Can A Business Deny My Privacy Request?

Yes, there are instances in which a business may deny your privacy request or retain the information you have requested to delete.

The CCPA might not apply to the business

The CCPA has very clear criteria on what businesses should meet in order to comply with the data privacy law. If the business does not meet these criteria, they are not obligated to honor your request.

Service provider exception

You may have submitted a request to a service provider of a business you transact with. In this case, they did not collect your information directly from you. They may either act on behalf of the business or inform you that your request cannot be acted upon.

Your request is not verifiable

If you have submitted a Request to Know or Request to Delete, the business will verify your identity. If you are unable to provide the verification information required, or if there is reason to believe your request is fraudulent, the business may deny your request.

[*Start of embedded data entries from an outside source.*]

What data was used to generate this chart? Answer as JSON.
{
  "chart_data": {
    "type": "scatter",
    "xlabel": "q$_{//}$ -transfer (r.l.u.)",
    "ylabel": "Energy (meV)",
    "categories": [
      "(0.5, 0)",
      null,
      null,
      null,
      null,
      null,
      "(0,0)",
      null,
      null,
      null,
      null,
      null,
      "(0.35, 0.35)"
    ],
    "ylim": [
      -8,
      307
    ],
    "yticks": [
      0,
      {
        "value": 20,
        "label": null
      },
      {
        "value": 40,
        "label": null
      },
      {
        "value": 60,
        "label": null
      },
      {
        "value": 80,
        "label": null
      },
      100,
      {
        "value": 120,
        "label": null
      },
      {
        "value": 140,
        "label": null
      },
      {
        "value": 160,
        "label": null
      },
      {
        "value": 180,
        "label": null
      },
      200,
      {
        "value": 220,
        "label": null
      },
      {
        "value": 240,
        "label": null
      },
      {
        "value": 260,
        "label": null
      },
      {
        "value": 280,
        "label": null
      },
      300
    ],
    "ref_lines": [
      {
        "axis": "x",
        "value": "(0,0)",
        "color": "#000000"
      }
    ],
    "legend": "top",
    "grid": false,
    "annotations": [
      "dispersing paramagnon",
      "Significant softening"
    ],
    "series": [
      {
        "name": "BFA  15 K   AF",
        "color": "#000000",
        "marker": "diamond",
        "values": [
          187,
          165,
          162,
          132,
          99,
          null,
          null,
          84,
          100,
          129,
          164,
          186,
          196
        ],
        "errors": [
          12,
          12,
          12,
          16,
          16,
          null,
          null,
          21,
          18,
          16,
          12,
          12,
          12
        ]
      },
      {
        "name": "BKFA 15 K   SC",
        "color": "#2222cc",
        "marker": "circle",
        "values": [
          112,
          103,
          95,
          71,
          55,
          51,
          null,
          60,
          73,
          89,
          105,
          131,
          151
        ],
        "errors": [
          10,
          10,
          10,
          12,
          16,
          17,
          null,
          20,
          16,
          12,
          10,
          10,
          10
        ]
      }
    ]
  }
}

CCPA Exceptions for privacy requests

While your Request to Delete might not be denied, your information may still be retained. There are a number of exceptions in the CCPA that allow a business to retain your personal information even when you have made a Request to Delete. These exceptions include when a business needs your information to:

  1. Complete the transaction for which your information was collected, provide goods or services you have requested, or to perform a contract you have entered into with the business

  2. Detect any security incidents, and protect against malicious, fraudulent, or illegal activity

  3. Exercise any rights provided for by law

  4. Comply with other laws or legal obligation

  5. Engage in public or peer-reviewed research, if the deletion of your information is likely to impede the achievement of the research and so long as the business has your consent

  6. Use your information for internal purposes in a lawful manner that is consistent with the context in which your personal information was collected for

You may read more about the reasons why your information may still be retained, or why your privacy requests may be denied, in the Cal. Civ. Code section 1798.105(d) and in the Cal. Civ. Code section 1798.145.

Other instances

The business is only obligated to delete the information they collected directly from you. If the business collected your personal information from a source other than you, the business is not required to delete your personal information.

You may have already submitted two requests in the past year. A business is obligated to respond to your Request to Know and your Request to Delete twice in a 12-month period.

Alternately, a business may have already deleted all personal information they collected from you.